The MADS box transcription factor MEF2C has been detected by us to be upregulated by the angiogenic factors VEGF-A and bFGF in endothelial cells. We have here investigated its potential role for angiogenesis. MEF2C was surprisingly found to strongly inhibit angiogenic sprouting, whereas a dominant negative mutant rather induced sprouting. The factor mainly affected migratory processes of endothelial cells, but not proliferation. In gene profiling experiments we delineated the alpha-2-macroglobulin gene to be highly upregulated by MEF2C. Further data confirmed that MEF2C in endothelial cells indeed induces alpha-2-macroglobulin mRNA as well as the secretion of alpha-2-macroglobulin and that conditioned supernatants of cells overexpressing MEF2C inhibit sprouting. Alpha-2-macroglobulin mediates, at least to a large extent, the inhibitory effects of MEF2C as is shown by knockdown of alpha-2-macroglobulin mRNA by lentiviral shRNA expression which reduces the inhibitory effect.
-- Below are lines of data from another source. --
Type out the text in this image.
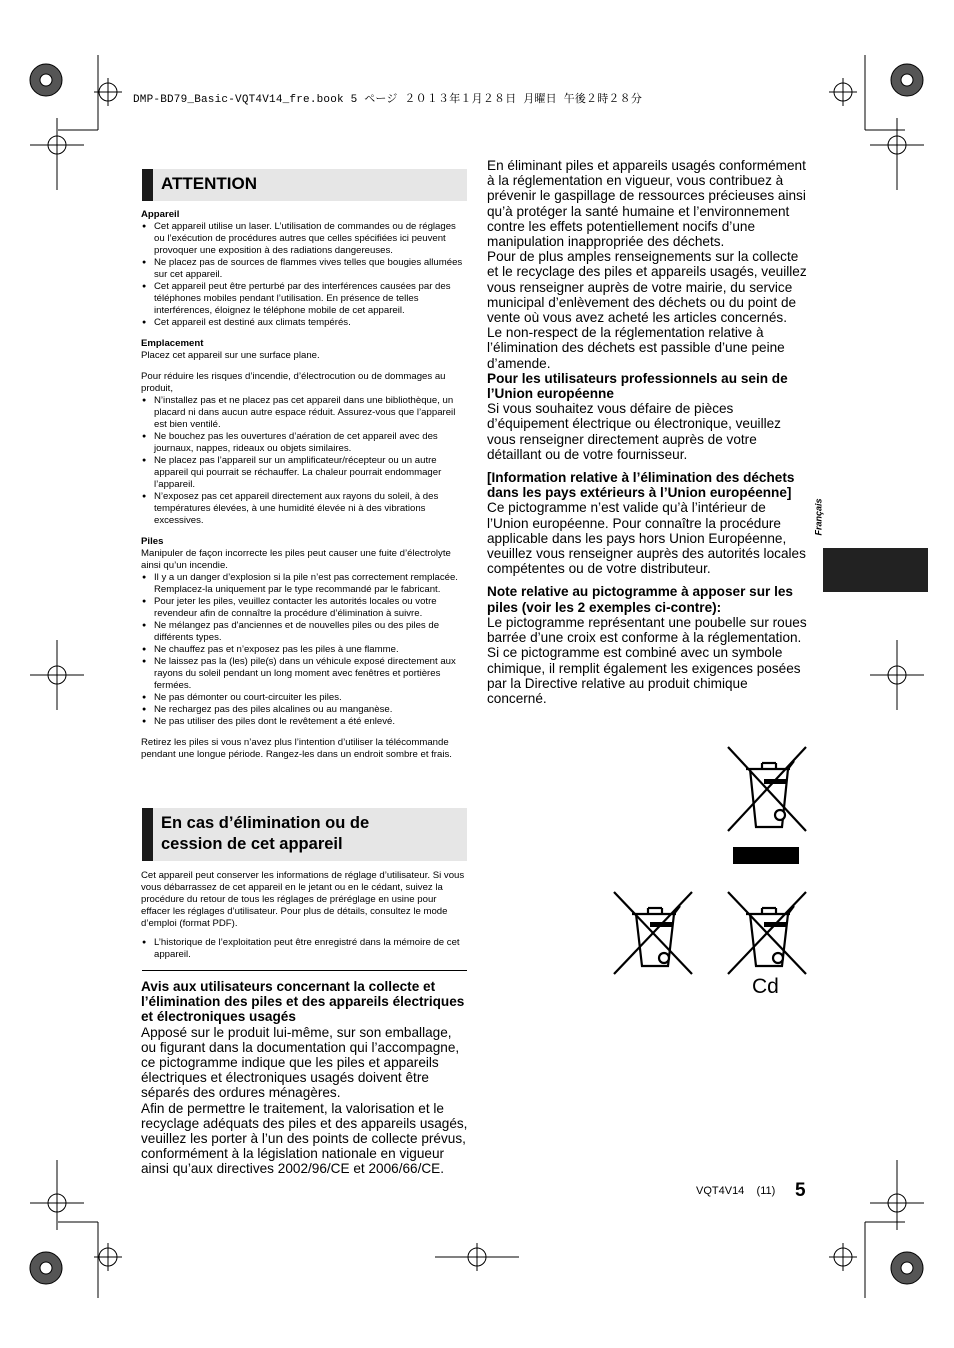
DMP-BD79_Basic-VQT4V14_fre.book 5 ページ ２０１３年１月２８日 月曜日 午後２時２８分
ATTENTION

Appareil

● Cet appareil utilise un laser. L’utilisation de commandes ou de réglages ou l’exécution de procédures autres que celles spécifiées ici peuvent provoquer une exposition à des radiations dangereuses.
● Ne placez pas de sources de flammes vives telles que bougies allumées sur cet appareil.
● Cet appareil peut être perturbé par des interférences causées par des téléphones mobiles pendant l’utilisation. En présence de telles interférences, éloignez le téléphone mobile de cet appareil.
● Cet appareil est destiné aux climats tempérés.

Emplacement

Placez cet appareil sur une surface plane.

Pour réduire les risques d’incendie, d’électrocution ou de dommages au produit,

● N’installez pas et ne placez pas cet appareil dans une bibliothèque, un placard ni dans aucun autre espace réduit. Assurez-vous que l’appareil est bien ventilé.
● Ne bouchez pas les ouvertures d’aération de cet appareil avec des journaux, nappes, rideaux ou objets similaires.
● Ne placez pas l’appareil sur un amplificateur/récepteur ou un autre appareil qui pourrait se réchauffer. La chaleur pourrait endommager l’appareil.
● N’exposez pas cet appareil directement aux rayons du soleil, à des températures élevées, à une humidité élevée ni à des vibrations excessives.

Piles

Manipuler de façon incorrecte les piles peut causer une fuite d’électrolyte ainsi qu’un incendie.

● Il y a un danger d’explosion si la pile n’est pas correctement remplacée. Remplacez-la uniquement par le type recommandé par le fabricant.
● Pour jeter les piles, veuillez contacter les autorités locales ou votre revendeur afin de connaître la procédure d’élimination à suivre.
● Ne mélangez pas d'anciennes et de nouvelles piles ou des piles de différents types.
● Ne chauffez pas et n’exposez pas les piles à une flamme.
● Ne laissez pas la (les) pile(s) dans un véhicule exposé directement aux rayons du soleil pendant un long moment avec fenêtres et portières fermées.
● Ne pas démonter ou court-circuiter les piles.
● Ne rechargez pas des piles alcalines ou au manganèse.
● Ne pas utiliser des piles dont le revêtement a été enlevé.

Retirez les piles si vous n’avez plus l’intention d’utiliser la télécommande pendant une longue période. Rangez-les dans un endroit sombre et frais.

En cas d’élimination ou de
cession de cet appareil

Cet appareil peut conserver les informations de réglage d’utilisateur. Si vous vous débarrassez de cet appareil en le jetant ou en le cédant, suivez la procédure du retour de tous les réglages de préréglage en usine pour effacer les réglages d’utilisateur. Pour plus de détails, consultez le mode d’emploi (format PDF).

● L’historique de l’exploitation peut être enregistré dans la mémoire de cet appareil.

Avis aux utilisateurs concernant la collecte et l’élimination des piles et des appareils électriques et électroniques usagés

Apposé sur le produit lui-même, sur son emballage, ou figurant dans la documentation qui l’accompagne, ce pictogramme indique que les piles et appareils électriques et électroniques usagés doivent être séparés des ordures ménagères.

Afin de permettre le traitement, la valorisation et le recyclage adéquats des piles et des appareils usagés, veuillez les porter à l’un des points de collecte prévus, conformément à la législation nationale en vigueur ainsi qu’aux directives 2002/96/CE et 2006/66/CE.

En éliminant piles et appareils usagés conformément à la réglementation en vigueur, vous contribuez à prévenir le gaspillage de ressources précieuses ainsi qu’à protéger la santé humaine et l’environnement contre les effets potentiellement nocifs d’une manipulation inappropriée des déchets.

Pour de plus amples renseignements sur la collecte et le recyclage des piles et appareils usagés, veuillez vous renseigner auprès de votre mairie, du service municipal d’enlèvement des déchets ou du point de vente où vous avez acheté les articles concernés.

Le non-respect de la réglementation relative à l’élimination des déchets est passible d’une peine d’amende.

Pour les utilisateurs professionnels au sein de l’Union européenne

Si vous souhaitez vous défaire de pièces d’équipement électrique ou électronique, veuillez vous renseigner directement auprès de votre détaillant ou de votre fournisseur.

[Information relative à l’élimination des déchets dans les pays extérieurs à l’Union européenne]

Ce pictogramme n’est valide qu’à l’intérieur de l’Union européenne. Pour connaître la procédure applicable dans les pays hors Union Européenne, veuillez vous renseigner auprès des autorités locales compétentes ou de votre distributeur.

Note relative au pictogramme à apposer sur les piles (voir les 2 exemples ci-contre):

Le pictogramme représentant une poubelle sur roues barrée d’une croix est conforme à la réglementation. Si ce pictogramme est combiné avec un symbole chimique, il remplit également les exigences posées par la Directive relative au produit chimique concerné.

Cd
Français
VQT4V14    (11) 5
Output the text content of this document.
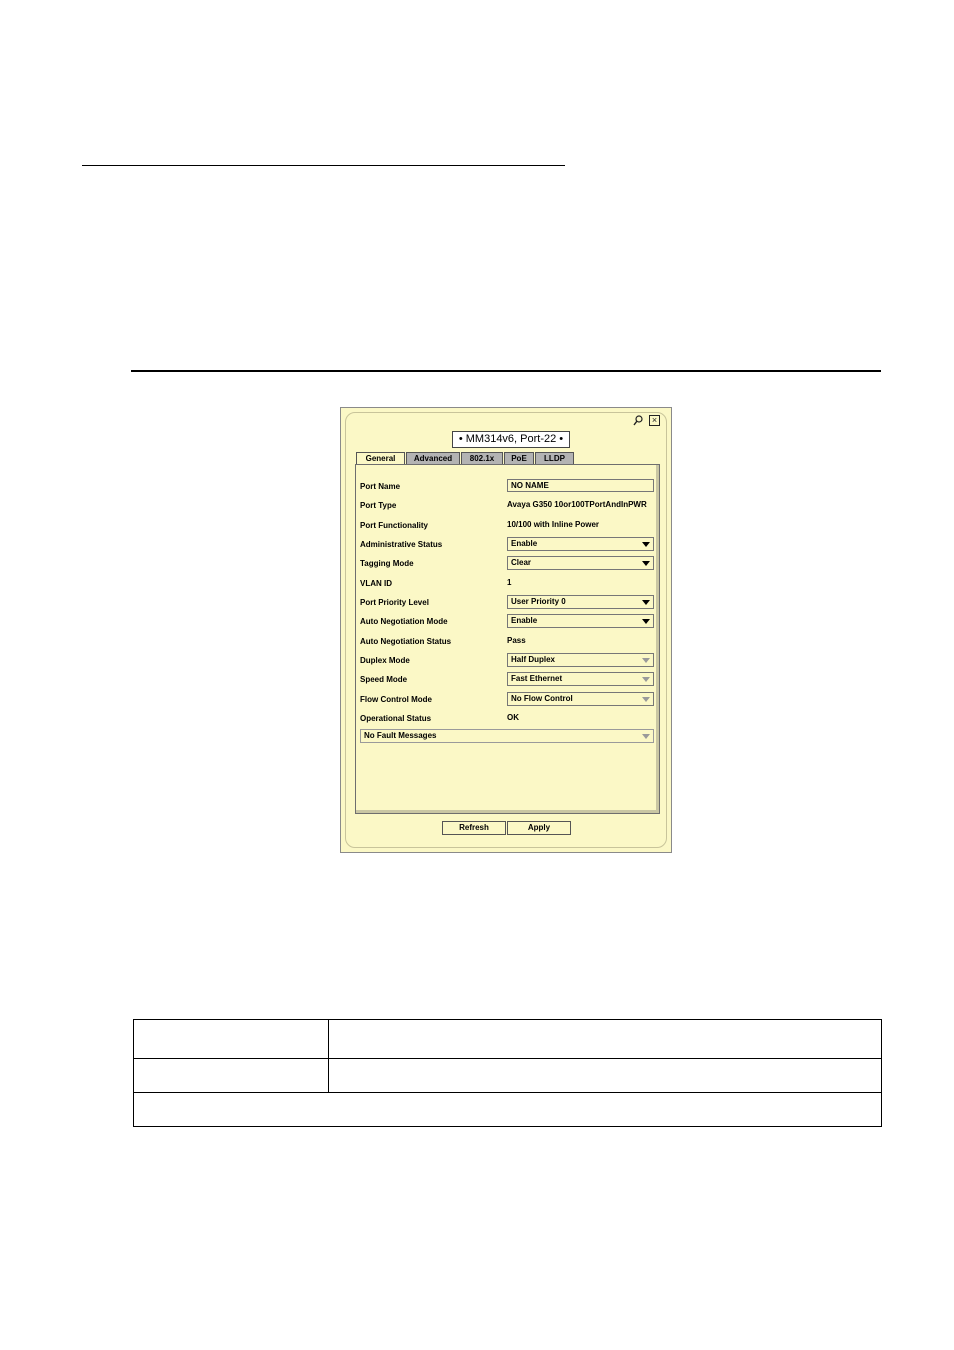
×
• MM314v6, Port-22 •
General	Advanced	802.1x	PoE	LLDP
Port Name	NO NAME
Port Type	Avaya G350 10or100TPortAndInPWR
Port Functionality	10/100 with Inline Power
Administrative Status	Enable
Tagging Mode	Clear
VLAN ID	1
Port Priority Level	User Priority 0
Auto Negotiation Mode	Enable
Auto Negotiation Status	Pass
Duplex Mode	Half Duplex
Speed Mode	Fast Ethernet
Flow Control Mode	No Flow Control
Operational Status	OK
No Fault Messages
Refresh	Apply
However, under hypoxic conditions the VEGF-A/bFGF-mediated upregulation of MEF2C is reduced and the production of alpha-2-macroglobulin largely abolished. Taken together, this suggests that the MEF2C/alpha-2-macroglobulin axis functions in endothelial cells as a negative feed-back mechanism that adapts sprouting activity to the oxygen concentration thus diminishing inappropriate and excess angiogenesis.